Hint: We will first find total combination of multiple answer which will be $5\times 5\times 5=125$ . then we will find probability of correct answer $P\left( c \right)=\dfrac{1}{5}$ and subtracting this from 1, we will get probability of incorrect answer i.e. $P\left( I \right)=\dfrac{4}{5}$ . Now, we will select 1 question out of 3 questions which is correct i.e. ${}^{3}{{C}_{1}}$ . Along with this we will multiply the probability of getting the correct answer one time and that of incorrect answer 2 times and on solving, we will get the answer. Formula we will be using is ${}^{n}{{C}_{r}}=\dfrac{n!}{\left( n-r \right)!r!}$ .

Complete step-by-step answer:
We are given that there are 3 multiple choice questions and each question has 5 options for answer.
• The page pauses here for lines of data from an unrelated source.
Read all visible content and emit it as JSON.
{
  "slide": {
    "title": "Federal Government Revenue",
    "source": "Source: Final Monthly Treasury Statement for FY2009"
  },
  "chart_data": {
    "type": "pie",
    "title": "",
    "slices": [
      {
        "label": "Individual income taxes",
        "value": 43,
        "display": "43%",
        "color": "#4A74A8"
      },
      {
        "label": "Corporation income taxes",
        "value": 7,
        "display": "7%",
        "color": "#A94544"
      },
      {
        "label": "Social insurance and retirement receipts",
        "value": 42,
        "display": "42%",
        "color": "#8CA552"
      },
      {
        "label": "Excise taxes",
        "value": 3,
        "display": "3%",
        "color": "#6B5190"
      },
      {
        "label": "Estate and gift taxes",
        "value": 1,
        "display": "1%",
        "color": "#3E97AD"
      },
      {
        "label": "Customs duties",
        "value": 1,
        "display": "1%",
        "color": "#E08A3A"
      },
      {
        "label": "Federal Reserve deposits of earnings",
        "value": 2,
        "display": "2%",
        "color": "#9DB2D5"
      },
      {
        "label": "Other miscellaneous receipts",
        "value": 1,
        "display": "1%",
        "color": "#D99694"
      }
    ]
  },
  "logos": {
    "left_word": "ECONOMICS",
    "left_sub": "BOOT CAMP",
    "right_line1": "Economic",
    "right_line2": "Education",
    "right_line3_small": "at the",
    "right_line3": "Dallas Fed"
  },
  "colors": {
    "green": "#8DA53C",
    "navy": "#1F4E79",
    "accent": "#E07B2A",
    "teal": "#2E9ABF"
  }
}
So, the total possible multiple combination of selecting the answer for all 3 questions will be $5\times 5\times 5=125$ .
Now, we know that out of 5 options only one is correct. So, we can say that the probability of the correct answer is $\dfrac{1}{5}$ . So, that incorrect answer will be $1-\dfrac{1}{5}=\dfrac{4}{5}$ because we know that maximum probability is 1. So, we have subtracted probability of correct answer from 1 in order to get probability of incorrect answer.
Probability of correct answer $P\left( c \right)=\dfrac{1}{5}$
Probability of incorrect answer $P\left( I \right)=\dfrac{4}{5}$
Now, we have to find the probability of one correct question out of 3. So, we can write it as ${}^{3}{{C}_{1}}$ . Also, that one question is correct so, probability of getting the correct answer is to be multiplied and for the remaining 2 questions which are incorrect also their incorrect answer probability should be multiplied. So, we get as
$={}^{3}{{C}_{1}}\times P\left( c \right)\times P\left( I \right)$
On putting values and using the formula ${}^{n}{{C}_{r}}=\dfrac{n!}{\left( n-r \right)!r!}$ , we get as
$=\dfrac{3!}{\left( 3-1 \right)!1!}\times \dfrac{1}{5}\times \dfrac{4}{5}\times \dfrac{4}{5}$
(we have multiplied $P\left( I \right)=\dfrac{4}{5}$ 2 times because we have 2 incorrect questions)
On further solving, we get as
$=\dfrac{3\times 2!}{2!1!}\times \dfrac{16}{125}$
On simplification we get as,
$=\dfrac{3\times 16}{125}=\dfrac{48}{125}$
Thus, option (b) is the correct answer.

Note: Remember that we have to select only one correct answer, so we have 2 incorrect questions with us. So, we have to multiple probability of correct answer one time and that of incorrect answer twice. Students make mistake here and multiply both probability one time only and get answer wrong i.e. $=\dfrac{3!}{\left( 3-1 \right)!1!}\times \dfrac{1}{5}\times \dfrac{4}{5}$ . on solving this, we will get incorrect answer. So, do not make this mistake.